The use of gloves does not replace hand washing, especially since bacteria and virus leak thru the gloves. If using gloves use and intact vinyl or latex glove well fitted. It is recommended to wash your hands after gloves removal. i.e. if gloves are going to be used wash hands for 20 seconds before putting the gloves on and another 20 seconds  immediately after removing the gloves,; because the skin inside the gloves become hot and moist and the resident skin microorganisms multiply to high levels underneath the gloves. 

Ben Chapman, Ph.D. student at the University of  Guelph, Canada says: simple things like controlling water sources and having permanent clean bathroom facilities can help prevent bacteria from getting in our food supply. Especially an increasing number of outbreaks linked to produce. Foreign grown produce bring new types of bacteria and food borne illnesses.

Under our current system, are the food suppliers and retailers conducting quality checks and taking other measures to ensure the food they bring into the country is safe? Hardly so. Hello Quarantine?

All fresh produce bears some risk of becoming contaminated with bacteria. It is our duty to identify fruit and vegetables that have high risk of contamination-like tomatoes.

 

THE NEW FOOD MARKET AT VAITELE

First and foremost this new food produce market/restaurant at Vaitele and other that will be established elsewhere in the future (in fact my prediction was good. Now we have the new Fugalei market) must be guided by scientific principles of food and personnel hygienic handling.

Remember hot water for the purpose of handling fruit and vegetables, as well as, the food preparation in the restaurant must be the first priority of management. Anything else is secondary.

 

 

The health of the customers is at stake; whenever unsanitary practices get hold of the daily operations; Good hygienic practice must be inculcated and practiced by all personnel dealing with the public on daily basis.

Entrance to the toilet facilities – by both sexes must not be exposed to the public view. I.e. a wall in front of both entrances has to be built; the same rule goes for any public toilet in town.

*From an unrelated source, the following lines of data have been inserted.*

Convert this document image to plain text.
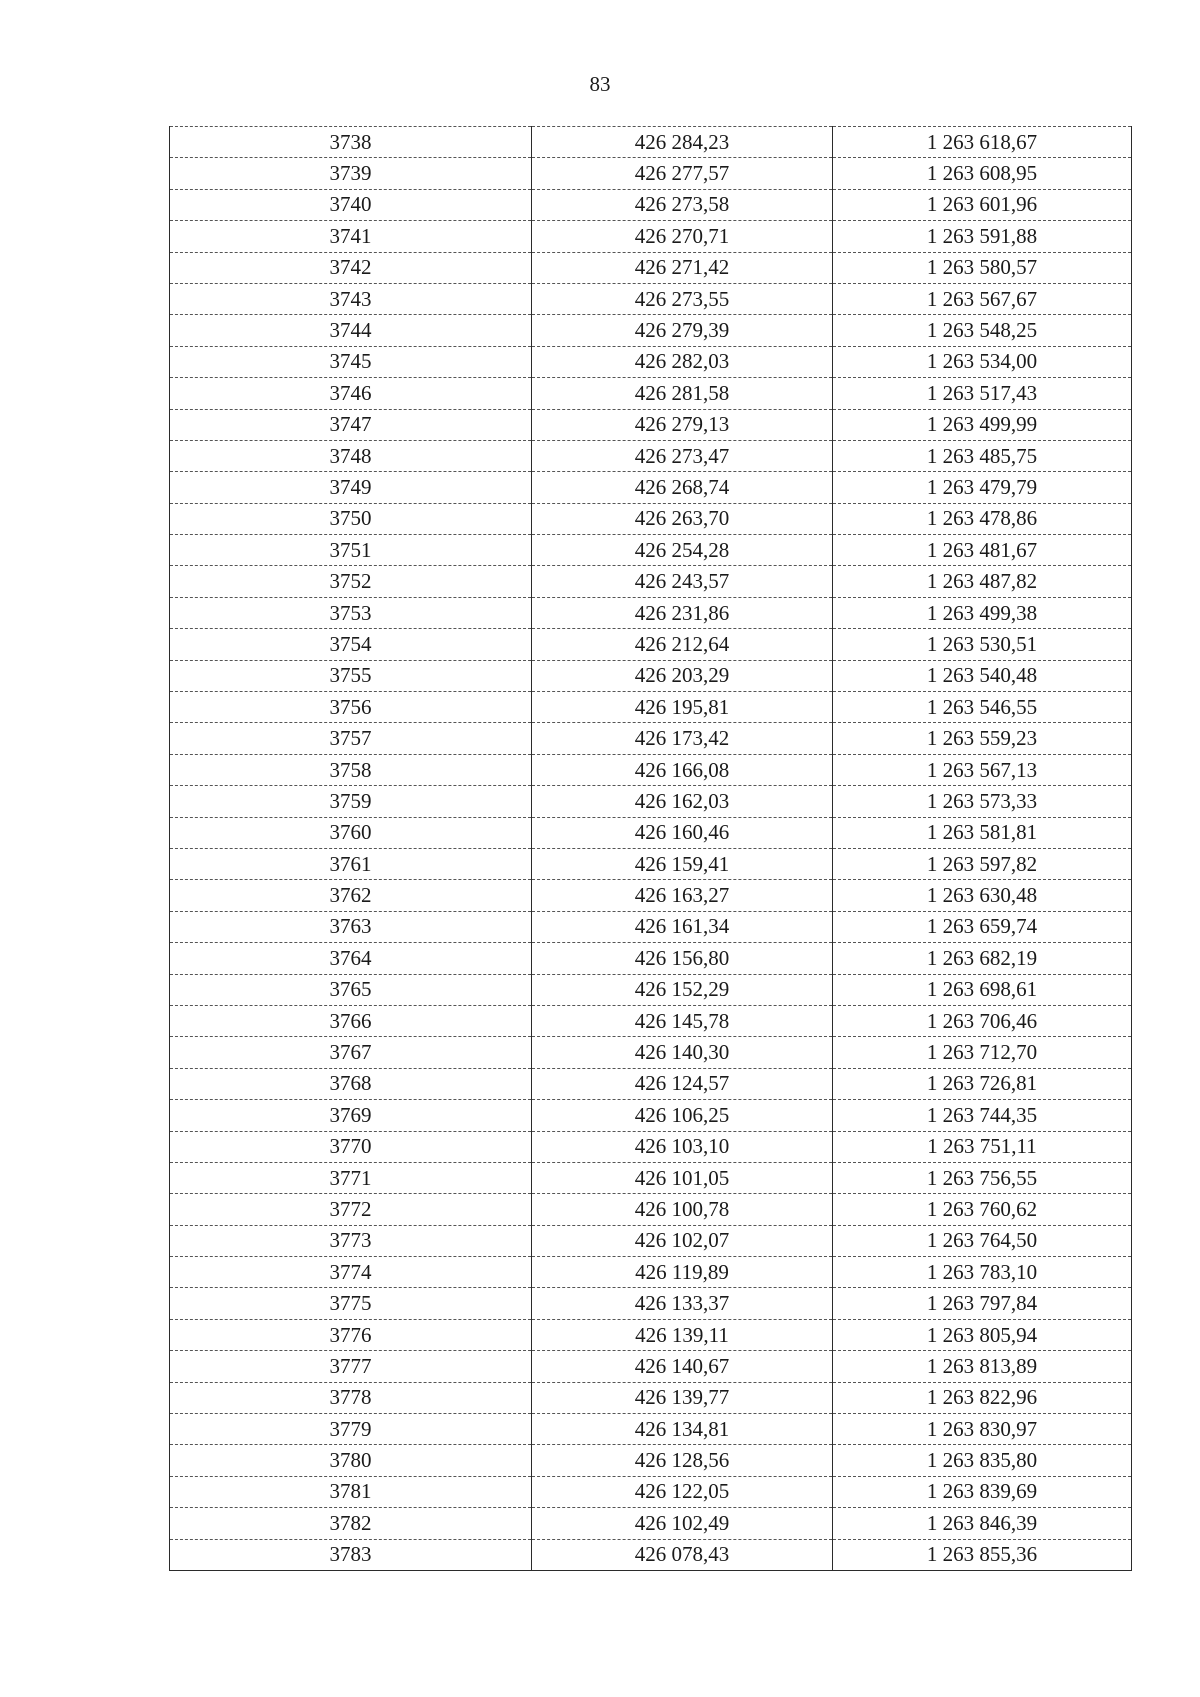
83
3738	426 284,23	1 263 618,67
3739	426 277,57	1 263 608,95
3740	426 273,58	1 263 601,96
3741	426 270,71	1 263 591,88
3742	426 271,42	1 263 580,57
3743	426 273,55	1 263 567,67
3744	426 279,39	1 263 548,25
3745	426 282,03	1 263 534,00
3746	426 281,58	1 263 517,43
3747	426 279,13	1 263 499,99
3748	426 273,47	1 263 485,75
3749	426 268,74	1 263 479,79
3750	426 263,70	1 263 478,86
3751	426 254,28	1 263 481,67
3752	426 243,57	1 263 487,82
3753	426 231,86	1 263 499,38
3754	426 212,64	1 263 530,51
3755	426 203,29	1 263 540,48
3756	426 195,81	1 263 546,55
3757	426 173,42	1 263 559,23
3758	426 166,08	1 263 567,13
3759	426 162,03	1 263 573,33
3760	426 160,46	1 263 581,81
3761	426 159,41	1 263 597,82
3762	426 163,27	1 263 630,48
3763	426 161,34	1 263 659,74
3764	426 156,80	1 263 682,19
3765	426 152,29	1 263 698,61
3766	426 145,78	1 263 706,46
3767	426 140,30	1 263 712,70
3768	426 124,57	1 263 726,81
3769	426 106,25	1 263 744,35
3770	426 103,10	1 263 751,11
3771	426 101,05	1 263 756,55
3772	426 100,78	1 263 760,62
3773	426 102,07	1 263 764,50
3774	426 119,89	1 263 783,10
3775	426 133,37	1 263 797,84
3776	426 139,11	1 263 805,94
3777	426 140,67	1 263 813,89
3778	426 139,77	1 263 822,96
3779	426 134,81	1 263 830,97
3780	426 128,56	1 263 835,80
3781	426 122,05	1 263 839,69
3782	426 102,49	1 263 846,39
3783	426 078,43	1 263 855,36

Like at Savalalo.

Finally, it is tacitly understood that the lavatories for both sexes must have at all times a ready and continuous supply of running hot water, a hand washing cleaning agent and toilet paper. Their absence will send a clear signal of unsanitary condition in all areas of the establishment. A clean town must have clean toilet facilities. Of course, what goes for the public toilets must apply for lavatories at the government and other public buildings around town. In fact, I have detected the absence of toilet paper in at least 4 ministries, a good indication that there no toilet paper in the rest of them. Does BYOTP apply there?

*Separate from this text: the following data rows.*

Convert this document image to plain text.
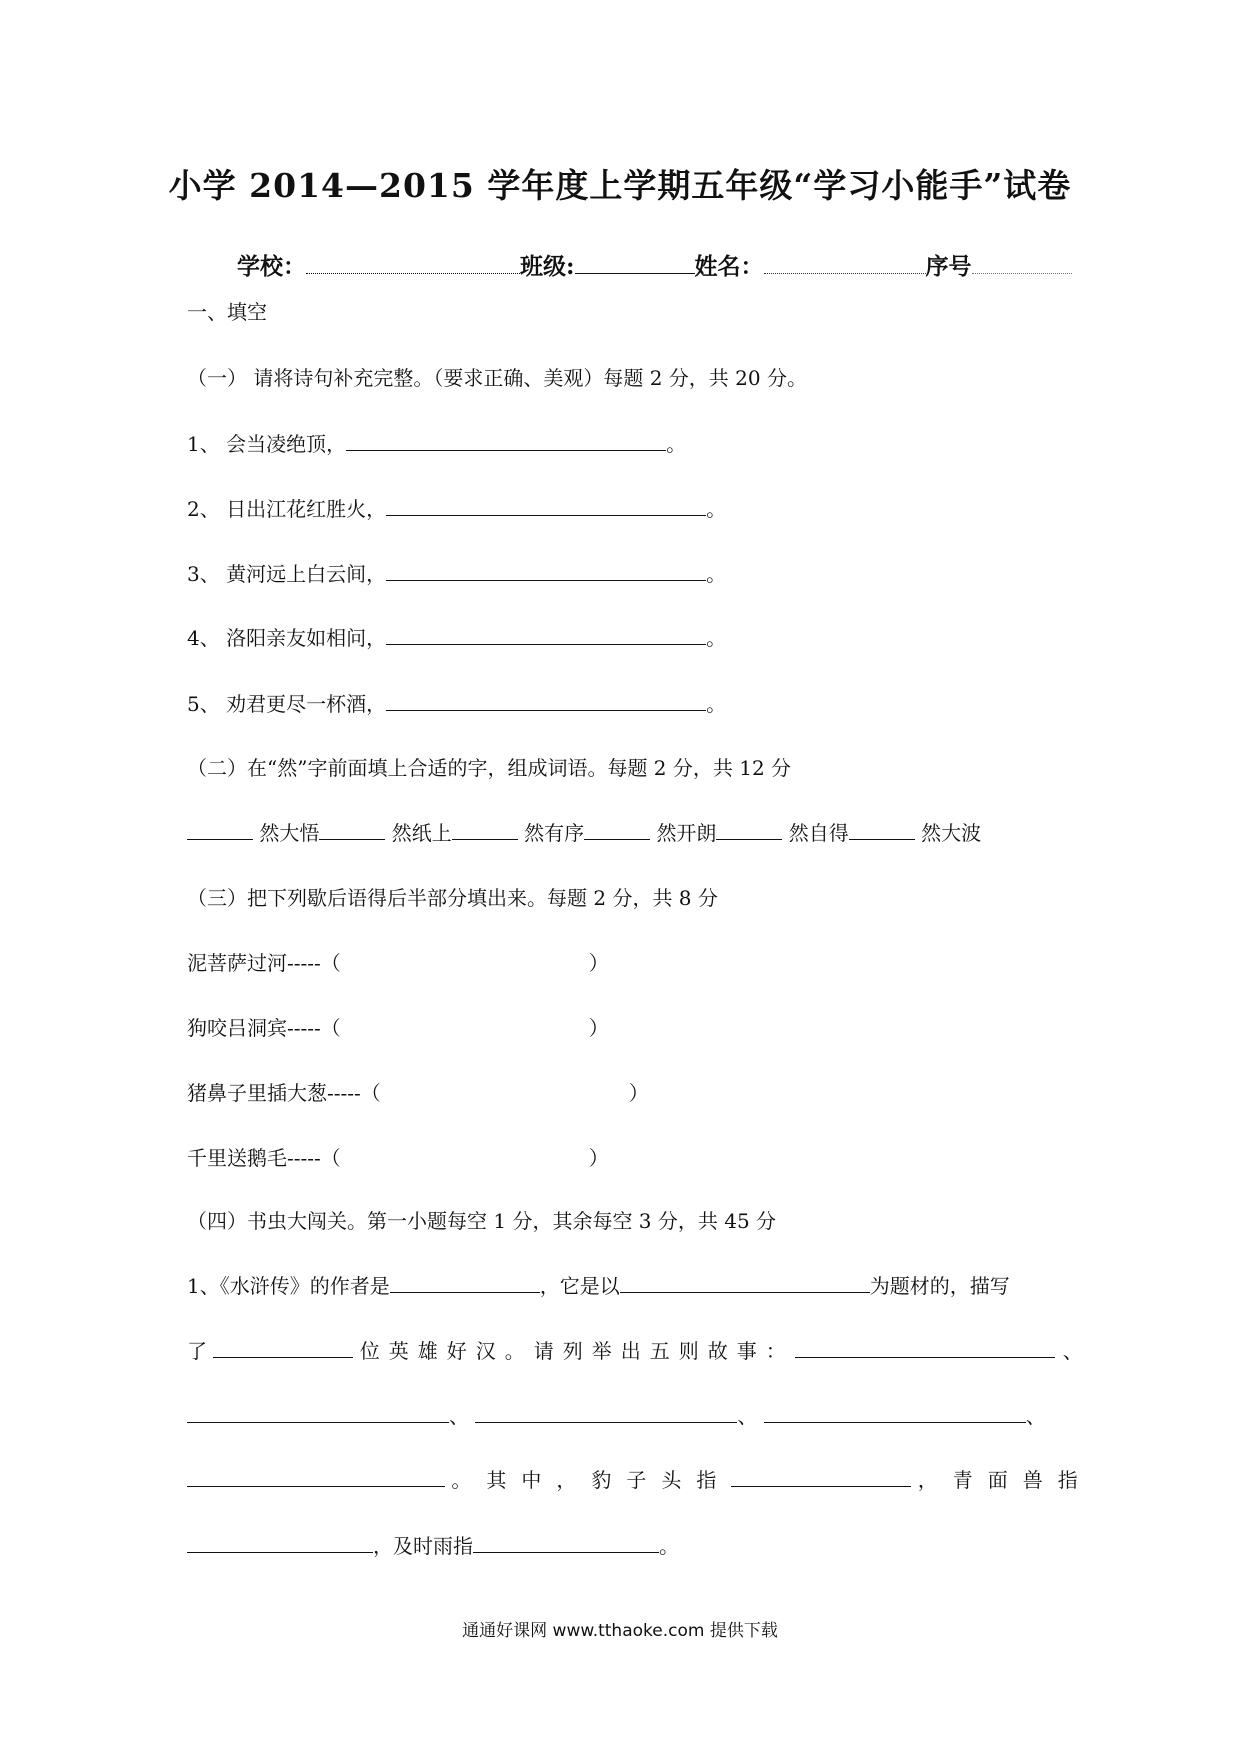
小学 2014—2015 学年度上学期五年级“学习小能手”试卷
学校：	班级:	姓名：	序号
一、填空
（一） 请将诗句补充完整。（要求正确、美观）每题 2 分，共 20 分。
1、 会当凌绝顶，	。
2、 日出江花红胜火，	。
3、 黄河远上白云间，	。
4、 洛阳亲友如相问，	。
5、 劝君更尽一杯酒，	。
（二）在“然”字前面填上合适的字，组成词语。每题 2 分，共 12 分
然大悟	然纸上	然有序	然开朗	然自得	然大波
（三）把下列歇后语得后半部分填出来。每题 2 分，共 8 分
泥菩萨过河-----（	）
狗咬吕洞宾-----（	）
猪鼻子里插大葱-----（	）
千里送鹅毛-----（	）
（四）书虫大闯关。第一小题每空 1 分，其余每空 3 分，共 45 分
1、《水浒传》的作者是	，它是以	为题材的，描写
了	位英雄好汉。请列举出五则故事：	、
、	、	、
。其中，豹子头指	，青面兽指
，及时雨指	。
通通好课网 www.tthaoke.com 提供下载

Naturally, all the existing lavatories must be kept clean on a daily basis!

Let us remind ourselves that the purpose of any business is not to make money, but to satisfy the customer. Dr. Paul Samulon, Nobel Prize in Economics said: “The customer, so it is said is the king.”

Note. A comment by WIW (Wendy in Wonder) about MOH’s “food inspectors” checking McDonals’ prompted me to pull from my files this (revised) enlightening article about food safety in Samoa.) Thanks WIW.

 

*Orlando Huaman is a Food Technologist. Malololelei.